Wang Xiaochuan's big model debut! 7 billion parameters dominate the list, and Qingbei is the first to use it|Exclusive interview

3e95fcd1b3e79ced8eae750a42c07cf7.jpeg


  Xinzhiyuan Report  

Edit: so sleepy peach

Enter the NLP group —> join the NLP exchange group

[Introduction to Xinzhiyuan] Today, Baichuan Intelligent officially released a 7 billion parameter open source Chinese and English large model - baichuan-7B, which won the best results in multiple evaluation lists in one fell swoop.

After two months, the "Baichuan Intelligence" established by Wang Xiaochuan officially launched the first 7 billion parameter Chinese and English pre-training large model - baichuan-7B on June 15.

baichuan-7B not only surpasses other large models such as ChatGLM-6B by a significant advantage in the C-Eval, AGIEval and Gaokao Chinese authoritative evaluation lists, but also significantly leads LLaMA-7B in the MMLU English authoritative evaluation list.

At present, the baichuan-7B large model has been released on Hugging Face, Github and Model Scope platforms.

884f873594c571a9c55469f169044e9e.png

Hugging Face:https://huggingface.co/baichuan-inc/baichuan-7B

Github:https://github.com/baichuan-inc/baichuan-7B

Model Scope:https://modelscope.cn/models/baichuan-inc/baichuan-7B/summary

Multiple Chinese evaluation benchmarks won the best 7B

In order to verify the various capabilities of the model, baichuan-7B has been comprehensively evaluated on the three most influential Chinese evaluation benchmarks, C-Eval, AGIEval and Gaokao, and all have achieved excellent results. It has become the Chinese performance model under the same parameter scale The best native pre-trained model.

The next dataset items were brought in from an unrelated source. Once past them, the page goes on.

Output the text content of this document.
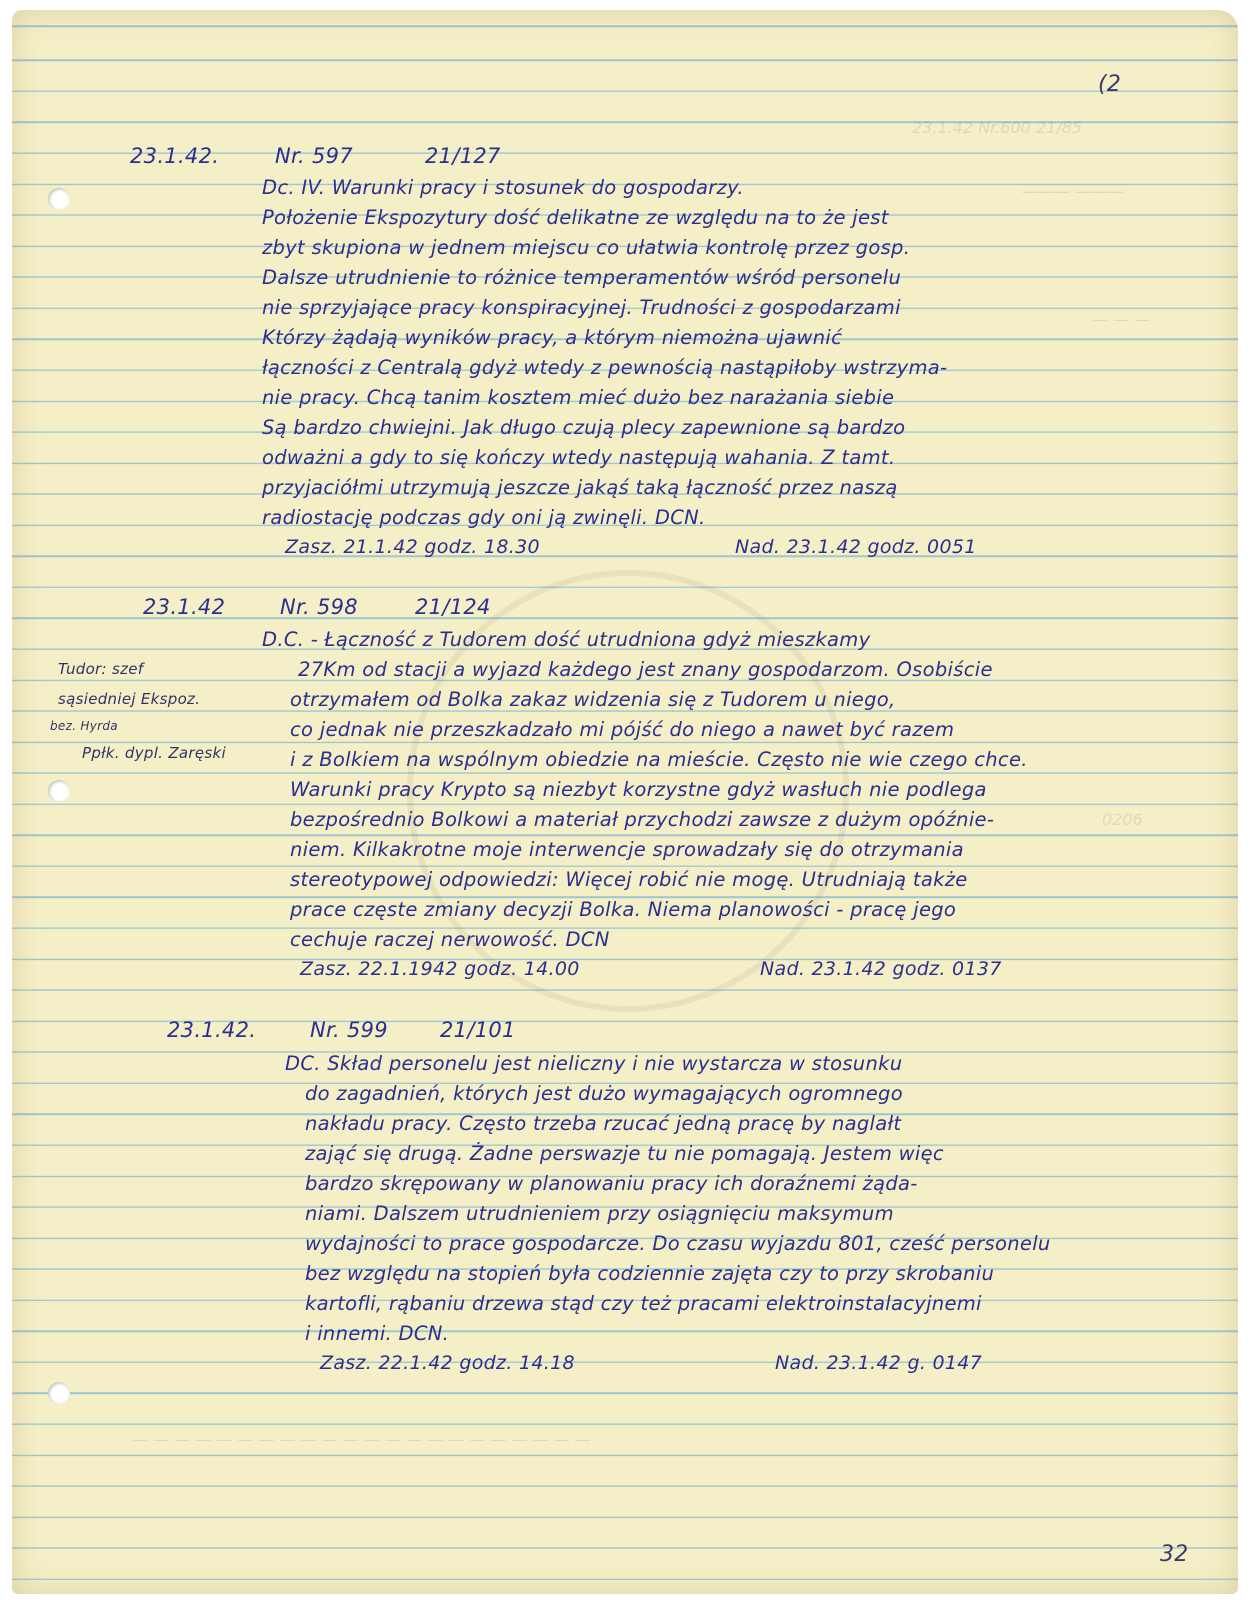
23.1.42 Nr.600 21/85
——— ———
— — —
0206
— — — — — — — — — — — — — — — — — — — — — —
(2
32
23.1.42.	Nr. 597	21/127
Dc. IV. Warunki pracy i stosunek do gospodarzy.
Położenie Ekspozytury dość delikatne ze względu na to że jest
zbyt skupiona w jednem miejscu co ułatwia kontrolę przez gosp.
Dalsze utrudnienie to różnice temperamentów wśród personelu
nie sprzyjające pracy konspiracyjnej. Trudności z gospodarzami
Którzy żądają wyników pracy, a którym niemożna ujawnić
łączności z Centralą gdyż wtedy z pewnością nastąpiłoby wstrzyma-
nie pracy. Chcą tanim kosztem mieć dużo bez narażania siebie
Są bardzo chwiejni. Jak długo czują plecy zapewnione są bardzo
odważni a gdy to się kończy wtedy następują wahania. Z tamt.
przyjaciółmi utrzymują jeszcze jakąś taką łączność przez naszą
radiostację podczas gdy oni ją zwinęli. DCN.
Zasz. 21.1.42 godz. 18.30	Nad. 23.1.42 godz. 0051
23.1.42	Nr. 598	21/124
D.C. - Łączność z Tudorem dość utrudniona gdyż mieszkamy
27Km od stacji a wyjazd każdego jest znany gospodarzom. Osobiście
otrzymałem od Bolka zakaz widzenia się z Tudorem u niego,
co jednak nie przeszkadzało mi pójść do niego a nawet być razem
i z Bolkiem na wspólnym obiedzie na mieście. Często nie wie czego chce.
Warunki pracy Krypto są niezbyt korzystne gdyż wasłuch nie podlega
bezpośrednio Bolkowi a materiał przychodzi zawsze z dużym opóźnie-
niem. Kilkakrotne moje interwencje sprowadzały się do otrzymania
stereotypowej odpowiedzi: Więcej robić nie mogę. Utrudniają także
prace częste zmiany decyzji Bolka. Niema planowości - pracę jego
cechuje raczej nerwowość. DCN
Zasz. 22.1.1942 godz. 14.00	Nad. 23.1.42 godz. 0137
Tudor: szef
sąsiedniej Ekspoz.
bez. Hyrda
Ppłk. dypl. Zaręski
23.1.42.	Nr. 599 21/101
DC. Skład personelu jest nieliczny i nie wystarcza w stosunku
do zagadnień, których jest dużo wymagających ogromnego
nakładu pracy. Często trzeba rzucać jedną pracę by naglałt
zająć się drugą. Żadne perswazje tu nie pomagają. Jestem więc
bardzo skrępowany w planowaniu pracy ich doraźnemi żąda-
niami. Dalszem utrudnieniem przy osiągnięciu maksymum
wydajności to prace gospodarcze. Do czasu wyjazdu 801, cześć personelu
bez względu na stopień była codziennie zajęta czy to przy skrobaniu
kartofli, rąbaniu drzewa stąd czy też pracami elektroinstalacyjnemi
i innemi. DCN.
Zasz. 22.1.42 godz. 14.18	Nad. 23.1.42 g. 0147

a5f7e03c4af9efd2ccaaff76c2be7301.png

In the evaluation of AGIEval, the comprehensive score of baichuan-7B reached 34.4 points, far exceeding other open source models such as LLaMA-7B, Falcon-7B, Bloom-7B and ChatGLM-6B.

In the evaluation of Chinese C-EVAL, the comprehensive score of baichuan-7B reached 42.8 points, surpassing the 38.9 points of ChatGLM-6B, and even better than some models with larger parameter scales.

In the Gaokao evaluation, the comprehensive score of baichuan-7B reached 36.2 points, which is significantly ahead of various other pre-training models with the same parameter scale.

5e3b79f944523ac3b28056d4e7661057.png

https://cevalbenchmark.com/static/leaderboard_zh.html(2023-06-15)

The AGIEval evaluation benchmark was initiated by Microsoft Research to comprehensively evaluate the ability of the basic model in human cognition and problem-solving related tasks, including China's college entrance examination, judicial examination, and 20 American SAT, LSAT, GRE and GMAT. Public and rigorous official entrance and vocational qualification examinations.

The C-Eval evaluation benchmark was jointly created by Shanghai Jiaotong University, Tsinghua University and the University of Edinburgh. It is a comprehensive test evaluation set for Chinese language models, covering 52 subjects from different industries.

The Gaokao evaluation benchmark is an evaluation framework created by the research team of Fudan University. It uses Chinese college entrance examination questions as a data set to test the performance of large models in Chinese language understanding and logical reasoning.

MMLU benchmark outperforms LLaMA-7B by a wide margin

baichuan-7B not only excels in Chinese, but also in English.

In the evaluation of MMLU, the comprehensive score of baichuan-7B is as high as 42.5 points, which is far ahead of the 34.2 points of the English open source pre-training model LLaMA-7B and the 36.9 points of the Chinese open source model ChatGLM-6B.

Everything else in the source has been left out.